Viktor E. Frankl

Trotzdem Ja zum Leben sagen. Und ausgewählte Briefe (1945-1949)

Gesammelte Werke. Band 1
Cover: Trotzdem Ja zum Leben sagen. Und ausgewählte Briefe (1945-1949)
Böhlau Verlag, Wien 2005
ISBN 9783205773511
Gebunden, 208 Seiten, 29,90 EUR

Klappentext

Herausgegeben von Alexander Batthyany, Karlheinz Biller und Eugenio Fizzotti. Band 1 der Gesammelten Werke mit dem thematischen Schwerpunkt des Konzentrationslagers und der psychologischen und philosophischen Probleme der NS-Zeit und ihrer Folgen enthält den Text "Trotzdem Ja zum Leben sagen" / "Ein Psychologe erlebt das Konzentrationslager" sowie erstmalig aus dem privaten Nachlass veröffentlichte Briefe, die Frankl unmittelbar nach seiner Befreiung verfasst hat. Biografische Erläuterungen und historische Zeitdokumente ergänzen den Band.

Rezensionsnotiz zu Frankfurter Allgemeine Zeitung, 23.03.2005

Was hindert uns eigentlich, Viktor Frankl heute neu zu entdecken, fragt Eberhard Rathgeb.

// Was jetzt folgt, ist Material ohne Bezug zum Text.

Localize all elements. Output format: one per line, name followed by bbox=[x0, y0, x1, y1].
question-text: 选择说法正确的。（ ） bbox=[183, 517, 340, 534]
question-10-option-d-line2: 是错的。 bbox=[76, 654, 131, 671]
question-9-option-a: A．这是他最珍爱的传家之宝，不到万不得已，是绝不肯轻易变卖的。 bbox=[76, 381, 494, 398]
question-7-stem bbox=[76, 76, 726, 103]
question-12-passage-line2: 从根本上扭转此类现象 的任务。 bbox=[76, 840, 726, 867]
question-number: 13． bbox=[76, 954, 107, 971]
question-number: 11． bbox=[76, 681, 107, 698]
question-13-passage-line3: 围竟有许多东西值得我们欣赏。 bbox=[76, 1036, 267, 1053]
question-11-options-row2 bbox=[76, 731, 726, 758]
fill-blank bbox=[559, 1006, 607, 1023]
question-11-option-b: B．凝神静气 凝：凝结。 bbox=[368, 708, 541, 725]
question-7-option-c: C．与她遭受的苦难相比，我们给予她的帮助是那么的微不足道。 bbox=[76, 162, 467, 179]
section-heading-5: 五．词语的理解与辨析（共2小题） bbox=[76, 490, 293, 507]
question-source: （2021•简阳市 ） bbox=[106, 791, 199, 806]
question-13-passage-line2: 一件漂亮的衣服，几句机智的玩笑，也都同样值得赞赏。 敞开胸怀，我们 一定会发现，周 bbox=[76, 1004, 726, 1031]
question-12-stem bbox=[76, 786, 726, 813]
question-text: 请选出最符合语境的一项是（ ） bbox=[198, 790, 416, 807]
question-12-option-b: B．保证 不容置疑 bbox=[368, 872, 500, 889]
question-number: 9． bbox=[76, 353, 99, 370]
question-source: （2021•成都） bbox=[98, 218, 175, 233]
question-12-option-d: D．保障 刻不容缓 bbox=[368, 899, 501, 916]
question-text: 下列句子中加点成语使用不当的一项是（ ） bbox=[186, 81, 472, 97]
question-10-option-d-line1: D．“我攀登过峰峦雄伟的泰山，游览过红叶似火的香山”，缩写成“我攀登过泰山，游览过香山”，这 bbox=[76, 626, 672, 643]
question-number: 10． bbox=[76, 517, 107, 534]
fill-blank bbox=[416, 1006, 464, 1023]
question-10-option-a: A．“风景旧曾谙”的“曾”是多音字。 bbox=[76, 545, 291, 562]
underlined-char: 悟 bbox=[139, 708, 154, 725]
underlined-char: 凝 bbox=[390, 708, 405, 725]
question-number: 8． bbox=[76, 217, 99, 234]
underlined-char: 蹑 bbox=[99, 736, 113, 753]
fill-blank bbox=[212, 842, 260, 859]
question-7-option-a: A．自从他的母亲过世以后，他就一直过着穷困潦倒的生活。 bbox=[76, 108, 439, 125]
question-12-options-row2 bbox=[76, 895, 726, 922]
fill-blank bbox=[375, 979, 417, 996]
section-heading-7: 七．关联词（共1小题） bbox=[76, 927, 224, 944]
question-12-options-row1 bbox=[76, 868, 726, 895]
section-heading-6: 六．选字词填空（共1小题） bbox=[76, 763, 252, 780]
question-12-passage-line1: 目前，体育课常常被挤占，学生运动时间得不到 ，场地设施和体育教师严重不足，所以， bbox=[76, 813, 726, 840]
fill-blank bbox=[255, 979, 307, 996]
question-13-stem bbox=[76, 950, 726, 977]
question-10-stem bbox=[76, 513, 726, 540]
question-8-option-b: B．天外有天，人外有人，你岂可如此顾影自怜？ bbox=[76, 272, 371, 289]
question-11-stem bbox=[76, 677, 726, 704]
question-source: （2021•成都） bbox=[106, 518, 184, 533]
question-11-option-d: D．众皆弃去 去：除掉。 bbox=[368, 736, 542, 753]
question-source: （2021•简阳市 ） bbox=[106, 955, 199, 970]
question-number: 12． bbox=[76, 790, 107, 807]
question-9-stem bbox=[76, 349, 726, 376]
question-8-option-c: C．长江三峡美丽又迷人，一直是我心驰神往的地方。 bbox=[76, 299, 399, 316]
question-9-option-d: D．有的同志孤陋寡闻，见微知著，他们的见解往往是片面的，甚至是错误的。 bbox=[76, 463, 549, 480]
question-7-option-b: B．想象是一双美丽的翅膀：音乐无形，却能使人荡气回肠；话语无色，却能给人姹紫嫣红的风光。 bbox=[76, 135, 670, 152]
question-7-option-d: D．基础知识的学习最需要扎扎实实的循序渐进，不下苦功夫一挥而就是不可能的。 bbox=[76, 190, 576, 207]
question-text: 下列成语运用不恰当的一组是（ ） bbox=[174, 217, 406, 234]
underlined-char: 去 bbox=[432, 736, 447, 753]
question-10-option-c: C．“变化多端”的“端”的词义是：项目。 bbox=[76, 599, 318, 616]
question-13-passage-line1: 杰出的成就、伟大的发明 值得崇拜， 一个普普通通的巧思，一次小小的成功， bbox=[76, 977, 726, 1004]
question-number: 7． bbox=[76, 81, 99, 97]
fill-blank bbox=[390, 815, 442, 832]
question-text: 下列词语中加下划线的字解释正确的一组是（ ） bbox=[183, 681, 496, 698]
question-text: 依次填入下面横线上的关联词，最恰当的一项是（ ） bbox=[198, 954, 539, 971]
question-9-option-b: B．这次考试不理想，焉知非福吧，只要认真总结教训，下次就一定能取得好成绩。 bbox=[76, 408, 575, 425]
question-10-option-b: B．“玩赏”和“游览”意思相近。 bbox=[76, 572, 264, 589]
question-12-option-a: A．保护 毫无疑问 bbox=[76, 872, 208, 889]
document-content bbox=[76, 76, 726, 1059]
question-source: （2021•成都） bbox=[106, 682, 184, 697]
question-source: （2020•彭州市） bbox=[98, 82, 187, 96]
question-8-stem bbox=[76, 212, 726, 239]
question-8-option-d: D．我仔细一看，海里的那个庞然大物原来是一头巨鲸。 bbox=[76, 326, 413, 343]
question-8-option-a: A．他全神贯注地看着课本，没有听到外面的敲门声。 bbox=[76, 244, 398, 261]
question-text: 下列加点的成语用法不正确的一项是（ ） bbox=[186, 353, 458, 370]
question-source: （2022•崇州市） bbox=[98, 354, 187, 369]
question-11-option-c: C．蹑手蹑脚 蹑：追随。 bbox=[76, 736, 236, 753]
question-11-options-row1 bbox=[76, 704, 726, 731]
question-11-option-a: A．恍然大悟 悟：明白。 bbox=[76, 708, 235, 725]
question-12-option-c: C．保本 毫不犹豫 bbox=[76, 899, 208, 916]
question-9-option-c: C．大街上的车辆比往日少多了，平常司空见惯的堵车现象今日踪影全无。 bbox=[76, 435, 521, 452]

Der erste Band der geplanten zwölfbändigen Werkausgabe ist darum für ihn ein erster Schritt in die richtige Richtung. Frankl war der Begründer der Logotherapie und der Existenzanalyse, stellt Rathgeb ihn vor, ein ausgebildeter Neurologe und Psychiater, der die Psychotherapie vom Geistigen her bewerkstelligen wollte. Frank stammte aus Wien, von wo er von den Nazis mit seiner Familie erst nach Theresienstadt und später nach Auschwitz deportiert wurde. Er überlebte. Der vorliegende erste Band enthält - neben Briefen aus den Jahren 1945 bis 1949 - seinen Bericht über das seelische Überleben im Konzentrationslager, den Rathgeb als erstaunlich gelassen empfindet. Unmittelbar nach Kriegsende entstanden, wollte sich der Arzt wohl "wieder in den Glauben an die Gemeinschaft der Menschen" hineinschreiben, vermutet er. Frankl bewahre die Ruhe des Psychologen, um die Überlebensmechanismen zu beschreiben. Hass kann Rathgeb in dieser Schilderung des Lagerlebens nicht entdecken, aber es würden ja auch "nicht alle Kreise der Hölle geschildert", hält Rathgeb fest. Frankl wollte wohl nach dem Krieg ein Signal setzen, dass man die Hoffnung auf Anständigkeit nicht aufgeben solle.